No reino de Gilmar, a aula de democracia do juiz que soltou os jovens presos pela PM. Por Kiko Nogueira
Dois juízes deram uma aula de republicanismo, no bom sentido, nesta semana — fazendo com que você, que andava descrente de tudo, especialmente da Justiça brasileira, acostumado à onipotência de Sérgio Moro, recobrasse um fio de esperança.
O primeiro é Rodrigo Tellini de Aguirre Camargo, do Tribunal de Justiça de São Paulo, que determinou a liberação de 18 dos 26 jovens presos arbitrariamente pela PM antes do protesto contra Temer no domingo.
Na decisão, Camargo traçou um retrato da arbitrariedade do ato policial e referiu-se à ditadura:
O Brasil como Estado Democrático de Direito não pode legitimar a atuação de praticar verdadeira 'prisão para averiguação' sob o pretexto de que estudantes poderiam, eventualmente, praticar atos de violência e vandalismo em manifestação ideológica.
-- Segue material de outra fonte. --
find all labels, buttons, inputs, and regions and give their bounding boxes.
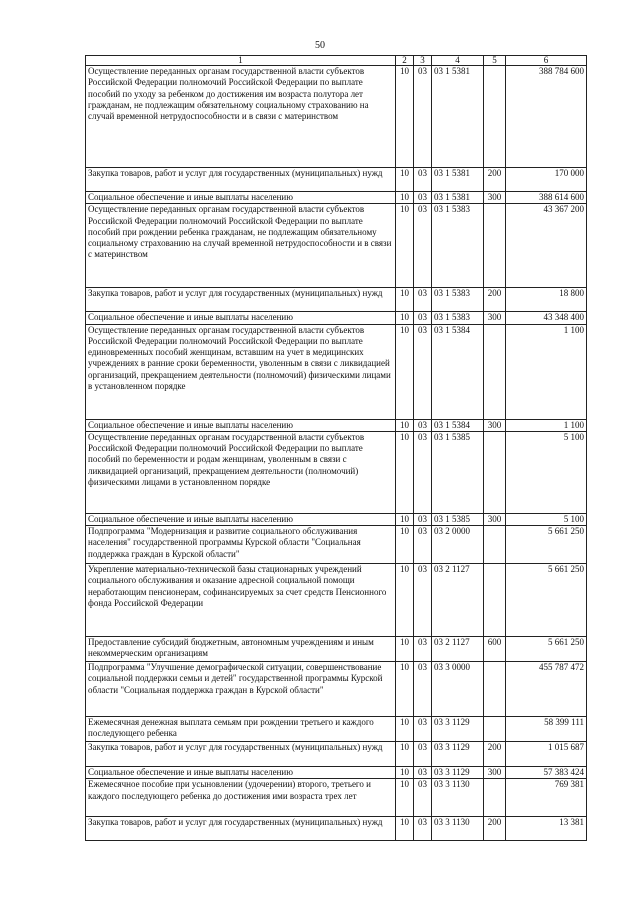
- row-subsection: 03: [414, 779, 432, 817]
- row-section: 10: [396, 779, 414, 817]
- table-row: [86, 168, 587, 192]
- row-expense-type: [484, 717, 506, 742]
- row-target-article: 03 1 5383: [432, 288, 484, 312]
- row-target-article: 03 1 5381: [432, 168, 484, 192]
- row-subsection: 03: [414, 742, 432, 767]
- row-expense-type: 200: [484, 168, 506, 192]
- row-amount: 769 381: [506, 779, 587, 817]
- row-name: Ежемесячное пособие при усыновлении (удочерении) второго, третьего и каждого последующего ребенка до достижения ими возраста трех лет: [86, 779, 396, 817]
- row-name: Предоставление субсидий бюджетным, автономным учреждениям и иным некоммерческим организациям: [86, 637, 396, 662]
- row-subsection: 03: [414, 168, 432, 192]
- row-subsection: 03: [414, 324, 432, 419]
- table-row: [86, 431, 587, 513]
- table-row: [86, 717, 587, 742]
- row-expense-type: 200: [484, 817, 506, 841]
- row-subsection: 03: [414, 717, 432, 742]
- column-header-subsection: 3: [414, 56, 432, 66]
- row-name: Закупка товаров, работ и услуг для государственных (муниципальных) нужд: [86, 742, 396, 767]
- row-amount: 5 100: [506, 431, 587, 513]
- row-section: 10: [396, 526, 414, 564]
- row-target-article: 03 3 1129: [432, 742, 484, 767]
- row-amount: 43 367 200: [506, 204, 587, 288]
- row-section: 10: [396, 431, 414, 513]
- row-name: Закупка товаров, работ и услуг для государственных (муниципальных) нужд: [86, 817, 396, 841]
- row-amount: 455 787 472: [506, 662, 587, 717]
- row-subsection: 03: [414, 204, 432, 288]
- row-amount: 13 381: [506, 817, 587, 841]
- row-subsection: 03: [414, 662, 432, 717]
- row-expense-type: [484, 204, 506, 288]
- row-expense-type: [484, 526, 506, 564]
- row-target-article: 03 1 5384: [432, 324, 484, 419]
- row-subsection: 03: [414, 526, 432, 564]
- row-expense-type: [484, 564, 506, 637]
- table-row: [86, 204, 587, 288]
- column-header-target-article: 4: [432, 56, 484, 66]
- row-section: 10: [396, 312, 414, 324]
- table-row: [86, 192, 587, 204]
- row-section: 10: [396, 419, 414, 431]
- row-target-article: 03 1 5385: [432, 513, 484, 525]
- row-expense-type: 200: [484, 288, 506, 312]
- row-expense-type: 300: [484, 419, 506, 431]
- row-section: 10: [396, 288, 414, 312]
- row-expense-type: [484, 324, 506, 419]
- budget-table: [85, 55, 587, 841]
- row-section: 10: [396, 637, 414, 662]
- row-target-article: 03 2 1127: [432, 637, 484, 662]
- column-header-amount: 6: [506, 56, 587, 66]
- row-name: Осуществление переданных органам государственной власти субъектов Российской Федерации полномочий Российской Федерации по выплате пособий по беременности и родам женщинам, уволенным в связи с ликвидацией организаций, прекращением деятельности (полномочий) физическими лицами в установленном порядке: [86, 431, 396, 513]
- row-amount: 1 015 687: [506, 742, 587, 767]
- table-row: [86, 513, 587, 525]
- row-name: Социальное обеспечение и иные выплаты населению: [86, 312, 396, 324]
- row-name: Осуществление переданных органам государственной власти субъектов Российской Федерации полномочий Российской Федерации по выплате пособий при рождении ребенка гражданам, не подлежащим обязательному социальному страхованию на случай временной нетрудоспособности и в связи с материнством: [86, 204, 396, 288]
- row-target-article: 03 3 1129: [432, 767, 484, 779]
- column-header-expense-type: 5: [484, 56, 506, 66]
- table-row: [86, 767, 587, 779]
- row-amount: 5 661 250: [506, 526, 587, 564]
- row-section: 10: [396, 192, 414, 204]
- row-target-article: 03 1 5384: [432, 419, 484, 431]
- header-row: [86, 56, 587, 66]
- row-name: Закупка товаров, работ и услуг для государственных (муниципальных) нужд: [86, 168, 396, 192]
- table-row: [86, 742, 587, 767]
- row-target-article: 03 3 1130: [432, 817, 484, 841]
- row-target-article: 03 3 1129: [432, 717, 484, 742]
- row-subsection: 03: [414, 817, 432, 841]
- row-name: Подпрограмма "Модернизация и развитие социального обслуживания населения" государственной программы Курской области "Социальная поддержка граждан в Курской области": [86, 526, 396, 564]
- column-header-name: 1: [86, 56, 396, 66]
- table-row: [86, 526, 587, 564]
- row-expense-type: 300: [484, 767, 506, 779]
- row-target-article: 03 1 5385: [432, 431, 484, 513]
- row-amount: 170 000: [506, 168, 587, 192]
- table-row: [86, 419, 587, 431]
- row-name: Социальное обеспечение и иные выплаты населению: [86, 192, 396, 204]
- row-section: 10: [396, 717, 414, 742]
- row-section: 10: [396, 513, 414, 525]
- row-subsection: 03: [414, 637, 432, 662]
- row-target-article: 03 1 5381: [432, 192, 484, 204]
- row-target-article: 03 3 1130: [432, 779, 484, 817]
- row-subsection: 03: [414, 288, 432, 312]
- row-subsection: 03: [414, 431, 432, 513]
- row-name: Осуществление переданных органам государственной власти субъектов Российской Федерации полномочий Российской Федерации по выплате пособий по уходу за ребенком до достижения им возраста полутора лет гражданам, не подлежащим обязательному социальному страхованию на случай временной нетрудоспособности и в связи с материнством: [86, 66, 396, 168]
- row-amount: 18 800: [506, 288, 587, 312]
- table-body: [86, 66, 587, 841]
- row-subsection: 03: [414, 66, 432, 168]
- row-section: 10: [396, 662, 414, 717]
- row-subsection: 03: [414, 564, 432, 637]
- table-row: [86, 637, 587, 662]
- row-amount: 1 100: [506, 419, 587, 431]
- row-amount: 388 784 600: [506, 66, 587, 168]
- row-name: Ежемесячная денежная выплата семьям при рождении третьего и каждого последующего ребенка: [86, 717, 396, 742]
- row-target-article: 03 3 0000: [432, 662, 484, 717]
- table-header: [86, 56, 587, 66]
- row-amount: 57 383 424: [506, 767, 587, 779]
- row-subsection: 03: [414, 513, 432, 525]
- row-subsection: 03: [414, 192, 432, 204]
- row-expense-type: 200: [484, 742, 506, 767]
- table-row: [86, 66, 587, 168]
- row-expense-type: 300: [484, 513, 506, 525]
- row-amount: 58 399 111: [506, 717, 587, 742]
- row-target-article: 03 1 5381: [432, 66, 484, 168]
- row-amount: 5 661 250: [506, 564, 587, 637]
- row-expense-type: 600: [484, 637, 506, 662]
- table-row: [86, 817, 587, 841]
- table-row: [86, 312, 587, 324]
- row-section: 10: [396, 742, 414, 767]
- row-section: 10: [396, 66, 414, 168]
- row-name: Подпрограмма "Улучшение демографической ситуации, совершенствование социальной поддержки семьи и детей" государственной программы Курской области "Социальная поддержка граждан в Курской области": [86, 662, 396, 717]
- table-row: [86, 779, 587, 817]
- table-row: [86, 662, 587, 717]
- row-expense-type: [484, 66, 506, 168]
- row-target-article: 03 2 1127: [432, 564, 484, 637]
- row-section: 10: [396, 168, 414, 192]
- row-expense-type: [484, 662, 506, 717]
- row-amount: 5 661 250: [506, 637, 587, 662]
- row-amount: 1 100: [506, 324, 587, 419]
- row-amount: 388 614 600: [506, 192, 587, 204]
- row-amount: 5 100: [506, 513, 587, 525]
- row-name: Социальное обеспечение и иные выплаты населению: [86, 767, 396, 779]
- row-name: Укрепление материально-технической базы стационарных учреждений социального обслуживания и оказание адресной социальной помощи неработающим пенсионерам, софинансируемых за счет средств Пенсионного фонда Российской Федерации: [86, 564, 396, 637]
- row-expense-type: 300: [484, 312, 506, 324]
- page-number: 50: [315, 40, 325, 51]
- row-subsection: 03: [414, 419, 432, 431]
- table-row: [86, 564, 587, 637]
- row-expense-type: [484, 431, 506, 513]
- table-row: [86, 324, 587, 419]
- row-name: Закупка товаров, работ и услуг для государственных (муниципальных) нужд: [86, 288, 396, 312]
- row-section: 10: [396, 204, 414, 288]
- row-section: 10: [396, 817, 414, 841]
- row-expense-type: 300: [484, 192, 506, 204]
- row-subsection: 03: [414, 312, 432, 324]
- row-subsection: 03: [414, 767, 432, 779]
- row-name: Социальное обеспечение и иные выплаты населению: [86, 419, 396, 431]
- row-amount: 43 348 400: [506, 312, 587, 324]
- row-target-article: 03 2 0000: [432, 526, 484, 564]
- row-section: 10: [396, 564, 414, 637]
- row-target-article: 03 1 5383: [432, 312, 484, 324]
- column-header-section: 2: [396, 56, 414, 66]
- row-name: Социальное обеспечение и иные выплаты населению: [86, 513, 396, 525]
- row-section: 10: [396, 324, 414, 419]
- row-name: Осуществление переданных органам государственной власти субъектов Российской Федерации полномочий Российской Федерации по выплате единовременных пособий женщинам, вставшим на учет в медицинских учреждениях в ранние сроки беременности, уволенным в связи с ликвидацией организаций, прекращением деятельности (полномочий) физическими лицами в установленном порядке: [86, 324, 396, 419]
- row-expense-type: [484, 779, 506, 817]
- table-row: [86, 288, 587, 312]
- row-section: 10: [396, 767, 414, 779]
- row-target-article: 03 1 5383: [432, 204, 484, 288]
Este tempo, felizmente, já passou.
As necessárias elementares do tipo de associação criminosa, estabilidade e finalidade de cometimento de delitos, não podem ser simplesmente presumidas pelo fato de os policiais terem encontrado com os averiguados uma barra de ferro, vinagre, material de primeiros socorros, extintor de incêndio e outros objetos, todos de porte lícito.
A prisão dos indiciados decorreu de um fortuito encontro com policiais militares que realizavam patrulhamento ostensivo preventivo, e não de uma séria e prévia apuração, de modo que qualificar os averiguados como criminosos à míngua de qualquer elemento investigativo seria, minimamente, temerário.
O "temerário" é obviamente suspeito, mas fica a seu critério achar que o termo tão bem empregado é uma alusão ao golpista. Havia outras palavras para usar e aquela, provavelmente, não foi por acaso. Como disse Dalton Trevisan a respeito da traição de Capitu, um personagem só tira o chinelo numa página se estiver resfriado na seguinte.
Já em Belo Horizonte, o juiz Carlos Alberto Simões de Tomaz, da 17ª Vara da Justiça Federal em MG, estava de plantão num fim de semana quando expediu três alvarás de soltura para um caso de comércio ilegal de cigarros.
No despacho, Tomaz diz que "não há causa justa para a manutenção da prisão". Em seguida: "Efetivamente, o custodiado está a ganhar seu pão, enquanto os bandidos deste país, que deveriam estar presos, estão soltos dando golpe na democracia".
Nem tudo está perdido no reino de Gilmar Mendes.